Hopefully, if anything this week you were prompted to really sit with yourself and examine the inner you.
Coming up with what makes you happy is not an easy task. Some of you may be thinking its nearly impossible. And this nonsense of talking to our 11 year old self…really? If you found this next to impossible, well your not alone. We often lose sight of who we were and who we once thought we would grow up to be. This is a natural transition to adulthood. We could never expect to stay the same. Who would want to really? We learn things and we grow. As we grow, we become exposed to different people and experiences that change our perspective and open our hearts and minds to new ideas and experiences. Our dreams and goals change. What once made us happy, may not now. This is called life, change and growth.
For many of us talking (or even remembering) our eleven year old selves made us realize how different we have become. Some of us much happier and some maybe not. I think the one thing we can all agree upon is our past is what has molded us (in so many different ways) to who we are today. This assignment was to help us get out of the box we have been living in. So many times the responsibilities in our lives build these walls of intensity around around us it is hard to see through or past what else makes us who we are. We forget the simple things that can make us happy or even just give us joy.
The assignment/challenge is not over. I would like to propose one of two things. For those of you that maybe looked back into a past that was not something you wanted to remember, or was not how you wished it would have been, I propose a rewrite. Yep, you heard me.
What would you change? How different would you be today? What would you wish more of? Why can’t you re-write it?
If your journey brought you back to a time of a carefree happy time that you may have long forgotten about…imagine that in your life today. How could you recreate it into your current life? It doesn’t have to make sense. Write about how it made you feel.
Sometimes an example helps. Here is one…let’s say you loved to dance. When you danced how did you feel? What is the first emotion that pops into your mind? What does that emotion mean to you? How can you develop more of that emotion into your life today? What in your life today closely resembles that feeling from your past, and how can you embrace more of it.

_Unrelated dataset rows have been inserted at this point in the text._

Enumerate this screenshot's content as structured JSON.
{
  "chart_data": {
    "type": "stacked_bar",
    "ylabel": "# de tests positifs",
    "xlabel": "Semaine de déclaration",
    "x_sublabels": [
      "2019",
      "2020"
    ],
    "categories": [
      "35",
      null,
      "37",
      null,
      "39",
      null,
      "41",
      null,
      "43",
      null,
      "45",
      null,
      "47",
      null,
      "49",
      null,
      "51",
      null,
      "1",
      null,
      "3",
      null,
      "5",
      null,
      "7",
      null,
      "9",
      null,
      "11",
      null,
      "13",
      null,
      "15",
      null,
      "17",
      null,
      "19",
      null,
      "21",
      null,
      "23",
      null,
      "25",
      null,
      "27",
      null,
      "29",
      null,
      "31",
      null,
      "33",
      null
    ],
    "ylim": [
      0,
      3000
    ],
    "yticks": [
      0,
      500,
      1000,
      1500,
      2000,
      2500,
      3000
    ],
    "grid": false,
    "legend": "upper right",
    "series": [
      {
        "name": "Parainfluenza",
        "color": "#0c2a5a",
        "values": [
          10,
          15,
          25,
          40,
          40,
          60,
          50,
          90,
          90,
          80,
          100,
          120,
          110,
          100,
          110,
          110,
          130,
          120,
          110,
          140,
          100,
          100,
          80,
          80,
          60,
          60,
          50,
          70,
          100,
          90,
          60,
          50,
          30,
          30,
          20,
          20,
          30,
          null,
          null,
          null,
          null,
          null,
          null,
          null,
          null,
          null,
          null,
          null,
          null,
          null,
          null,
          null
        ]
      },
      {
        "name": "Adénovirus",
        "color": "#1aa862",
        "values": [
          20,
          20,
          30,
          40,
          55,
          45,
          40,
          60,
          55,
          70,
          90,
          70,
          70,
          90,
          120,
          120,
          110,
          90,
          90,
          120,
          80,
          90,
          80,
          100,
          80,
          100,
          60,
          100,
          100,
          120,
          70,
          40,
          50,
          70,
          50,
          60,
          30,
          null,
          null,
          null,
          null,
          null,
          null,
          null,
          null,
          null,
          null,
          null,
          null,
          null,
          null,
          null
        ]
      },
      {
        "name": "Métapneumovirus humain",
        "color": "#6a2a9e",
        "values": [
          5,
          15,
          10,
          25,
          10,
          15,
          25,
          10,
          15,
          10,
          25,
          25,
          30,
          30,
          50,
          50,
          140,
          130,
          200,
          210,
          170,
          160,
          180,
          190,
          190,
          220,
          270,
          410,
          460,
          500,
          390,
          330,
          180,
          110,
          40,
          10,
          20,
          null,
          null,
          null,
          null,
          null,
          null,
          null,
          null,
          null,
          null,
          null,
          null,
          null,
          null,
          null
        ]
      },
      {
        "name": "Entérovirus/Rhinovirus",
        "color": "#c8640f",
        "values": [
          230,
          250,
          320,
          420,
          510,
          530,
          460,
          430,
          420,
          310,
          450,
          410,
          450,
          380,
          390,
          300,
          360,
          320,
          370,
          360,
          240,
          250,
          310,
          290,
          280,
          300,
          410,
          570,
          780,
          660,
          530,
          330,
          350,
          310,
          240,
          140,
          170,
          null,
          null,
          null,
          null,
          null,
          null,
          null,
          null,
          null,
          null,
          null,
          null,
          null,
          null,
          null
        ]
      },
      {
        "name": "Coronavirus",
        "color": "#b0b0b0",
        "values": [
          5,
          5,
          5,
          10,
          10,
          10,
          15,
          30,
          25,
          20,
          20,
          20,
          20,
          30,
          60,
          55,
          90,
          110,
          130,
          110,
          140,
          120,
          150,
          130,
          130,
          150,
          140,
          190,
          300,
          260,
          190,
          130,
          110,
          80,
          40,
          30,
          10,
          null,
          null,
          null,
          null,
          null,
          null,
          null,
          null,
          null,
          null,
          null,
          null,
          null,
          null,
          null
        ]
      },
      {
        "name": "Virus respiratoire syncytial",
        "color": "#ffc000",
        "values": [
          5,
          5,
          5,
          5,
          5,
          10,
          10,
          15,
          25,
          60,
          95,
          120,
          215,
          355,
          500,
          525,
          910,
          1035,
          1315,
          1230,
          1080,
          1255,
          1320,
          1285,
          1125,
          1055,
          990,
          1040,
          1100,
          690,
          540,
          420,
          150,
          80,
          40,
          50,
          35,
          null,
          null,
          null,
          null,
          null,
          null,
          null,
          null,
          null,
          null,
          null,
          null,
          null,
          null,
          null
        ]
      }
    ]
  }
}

Overall what I wanted to do was get you to look within and remember your happiness, your possibility. I understand that just because something made you happy when you were young does not mean it will still make you happy now. That wasn’t the point of this. The point was to remember what it felt to be happy. To try and recall that emotion. Remembering how it felt to enjoy something on your own. By keeping in touch with what makes us laugh, smile,helps us remember that we, are important. Our feelings matter and need to be cared for. Reciprocation is needed for healthy giving.
So many of us are fixers, givers, caretakers and pleasers. If you give…give…give… And never allow yourself or remember to receive…your giving ends up being layered in resentment. So…when that voice in your head starts to tell you, that you are being selfish….ignore it. By ignoring it you allow yourself to be valued.
Imagine a pitcher of water. You fill glass after glass with water from that pitcher. Eventually you run out of water. How do you continue to give water from an empty pitcher? You can’t. It’s empty. Do not allow yourself to become empty, or once you are empty, to remain empty. You’re a better you when you’re not depleted.